Kiffe Kiffe Tomorrow - reviewed by Sihame Bouhout

"Kiffe Kiffe Tomorrow"Faiza Guene 192 pages Harvest Books, 2006


Doria, fifteen years old, lives only with her mother in an apartment of the Parisian suburbs. She recalls the small and great events of her life including high school, the neighborhood, and her apartment. Doria  introduces her mother, a cleaning lady exploited in a motel, as well as her friends, in particular Hamoudi, who recites poetry to her by Rimbaud. She goes into detail about the psychiatrist, teachers, and welfare officers who often do not understand her living situation. Doria also writes about the absence of her father, who has left and started a new life in Morocco with another woman.  Overall, Doria  opens up her universe; one  divided between her dreams, her reality and the television, which is her window that looks out to  the rest of the world.

Kiffe Kiffe Tomorrow is Faiza Guene's first novel, having completing it at nineteen years old. This young French daughter of Algerians grew up in les Courtilleres in Seine Saint-Denis, a northeastern Parisian suburb.

Faiza Guene wished to honor these inhabitants, because they are too often shown in a pejorative way by the press.

This novel is a criticism, through the eyes of Doria, of the public social assistance provided in France, which includes the aide of  psychologists, the welfare officers, and the programs that help eliminate illiteracy. Although these services seem generous, they do not replace real integration.

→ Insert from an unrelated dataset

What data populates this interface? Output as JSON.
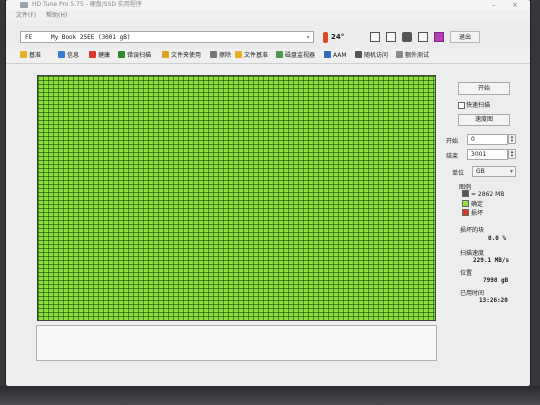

However, it is also a novel which shows some positive points about these structures of assistance.  In spite of the negative spirit of the teenager, it was the welfare officer who allowed Doria's mother to learn in the literacy courses, and Doria herself relies on Mrs. Burlaud, her psychologist. Doria's therapy is regarded as finished at the end of the novel.

Faiza Guene is indeed reflective, but leaves the desire to learn more about the downsides of this less than perfect existing social system.  Guene also often uses excessive stereotypes with Doria's absentee father, her mother, the  cleaning lady and her lowlife friend,  who has been in and out of jail and is a constant drug abuser.

Guene's novel also stereotypes the characters' vernacular by voicing them solely in slang, which is how the entire novel is written, as if the author herself is one of these characters.  In addition, however, her style of writing does reveal one who is sensitive and intelligent. Kiffe Kiffe Tomorrow  remains a good novel, but Faiza Guene seems naïve concerning these circumstances which may be in part because of her youth. Nevertheless, her ironic feather does not fail to distract us. The philosophy of this account is enthralling. Faiza Guene invites people to find  happiness in simple things of everyday life.